Le riprese si sono svolte in uno stato di isolamento, lontana da casa e dal suo fidanzato. Lo stress emotivo e professionale ha amplificato i problemi di salute mentale dell’attrice. Più volte Duvall ha dichiarato il senso di disagio provato nel girare il film, la fatica di restare in un personaggio abusato e traumatizzato. Il dibattito su quanto sia stata un’esperienza traumatica è ancora aperto (potete approfondire qui). È certo però che durante la lavorazione l’attrice attraversò un esaurimento nervoso con conseguenze sul fisico e sulla psiche.

Il rapporto tra Kubrick e Shelley Duvall

L’unico attore che Kubrick trattava con attenzione era il piccolo Danny Lloyd. Agli altri veniva richiesto l’impossibile. A tutti, compreso Jack Nicholson che mantenne un buon rapporto con il regista durante le riprese. A Shelley Duvall un po’ di più. Ci sono diverse testimonianze nei documentari Stanley Kubrick: A Life in Pictures e Making 'The Shining’ di come il regista perdesse la pazienza gridandole contro e chiedendo agli altri di non simpatizzare con lei. Un metodo violento, che mirava a far sentire l’attrice isolata come il personaggio. Non teneva però conto del disagio già presente in lei, che lo rendeva oltremodo difficile da sostenere sul lungo periodo. 

Fu Duvall stessa a confermare, in una delle sue ultime interviste, la durezza del metodo usato con tutti gli attori e a negare però di essere stata effettivamente maltrattata dal regista.

(Kubrick) È stato sempre cordiale e amichevole, ha passato molto tempo con Jack e me. Voleva sedersi e parlare per ore mentre la crew aspettava. Gli dicevano “Stanley, abbiamo 60 persone che ti aspettano” ma (quel dialogo) era una parte del lavoro molto importante.

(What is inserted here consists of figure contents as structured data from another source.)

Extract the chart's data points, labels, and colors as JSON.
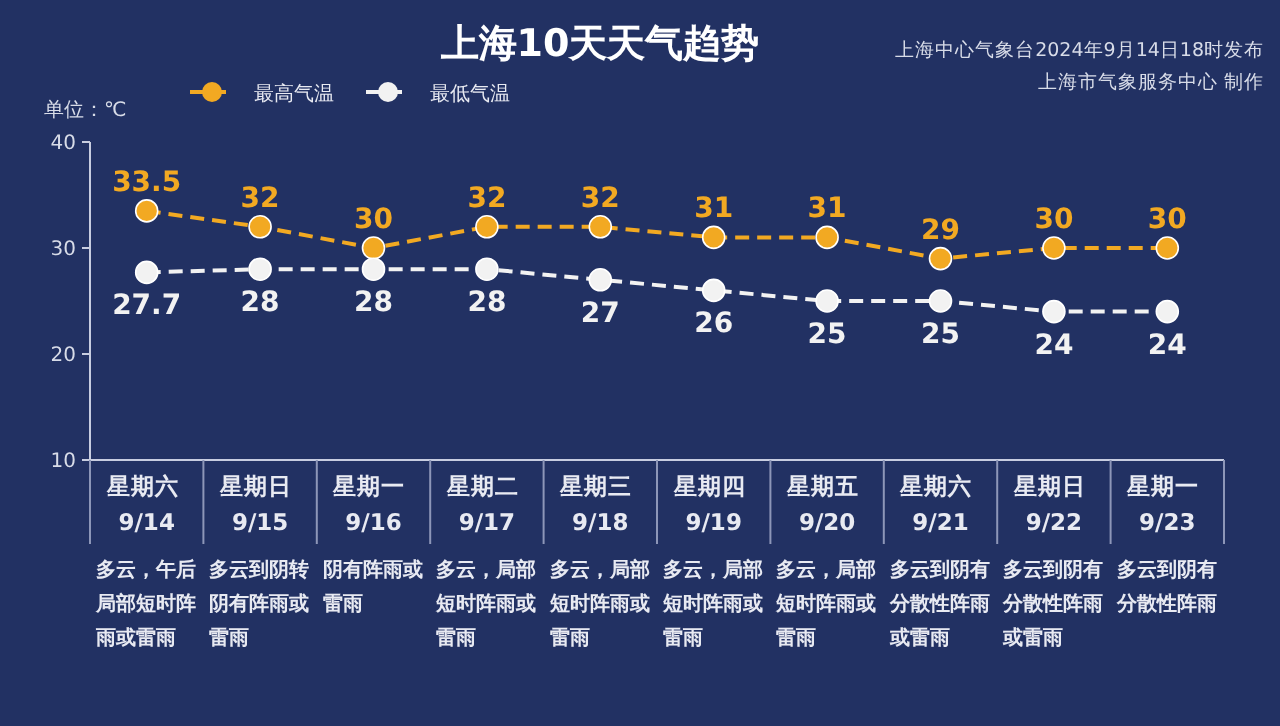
{
  "chart_data": {
    "type": "line",
    "title": "上海10天天气趋势",
    "ylabel": "单位：℃",
    "categories": [
      "星期六 9/14",
      "星期日 9/15",
      "星期一 9/16",
      "星期二 9/17",
      "星期三 9/18",
      "星期四 9/19",
      "星期五 9/20",
      "星期六 9/21",
      "星期日 9/22",
      "星期一 9/23"
    ],
    "series": [
      {
        "name": "最高气温",
        "color": "#f2a922",
        "values": [
          33.5,
          32,
          30,
          32,
          32,
          31,
          31,
          29,
          30,
          30
        ]
      },
      {
        "name": "最低气温",
        "color": "#f2f2f2",
        "values": [
          27.7,
          28,
          28,
          28,
          27,
          26,
          25,
          25,
          24,
          24
        ]
      }
    ],
    "ylim": [
      10,
      40
    ],
    "yticks": [
      10,
      20,
      30,
      40
    ],
    "grid": false,
    "legend": "top left",
    "marker": "circle",
    "line_style": "dashed",
    "data_labels": true,
    "annotations": [
      "上海中心气象台2024年9月14日18时发布",
      "上海市气象服务中心 制作",
      "多云，午后局部短时阵雨或雷雨",
      "多云到阴转阴有阵雨或雷雨",
      "阴有阵雨或雷雨",
      "多云，局部短时阵雨或雷雨",
      "多云，局部短时阵雨或雷雨",
      "多云，局部短时阵雨或雷雨",
      "多云，局部短时阵雨或雷雨",
      "多云到阴有分散性阵雨或雷雨",
      "多云到阴有分散性阵雨或雷雨",
      "多云到阴有分散性阵雨"
    ]
  }
}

La sua Wendy, non amata, ma fondamentale

Tutta questa fatica diede vita a un personaggio iconico oggi, ma non particolarmente amato dai primi spettatori del film. Stephen King è un osteggiatore dell’adattamento di Shining, anche per via di come Kubrick ha portato sullo schermo Wendy. Le sue urla, il suo continuo vagare lungo i corridoi, l’hanno resa un personaggio difficile, fuori dallo schema tipico delle donne dell’horror. Il tempo ha cambiato le cose, Wendy è giustamente considerata come l’elemento essenziale per la profondità psicologica del film. La performance di Duvall fa i conti con l’impossibilità di fuga e il trauma. È una madre che esce vincente dagli abusi. Un’interpretazione autentica in cui l’attrice si è immersa completamente. 

Così, proprio grazie alle sue reali fragilità, Shelley Duvall è riuscita a cambiare il modo in cui le emozioni sono state rappresentate sullo schermo e per questo è stato difficile accettarla. La paura è sgradevole, l'ansia è sporca, il terrore è confuso, tagliente, devastante. In un horror, questo è il miglior tipo di autenticità possibile.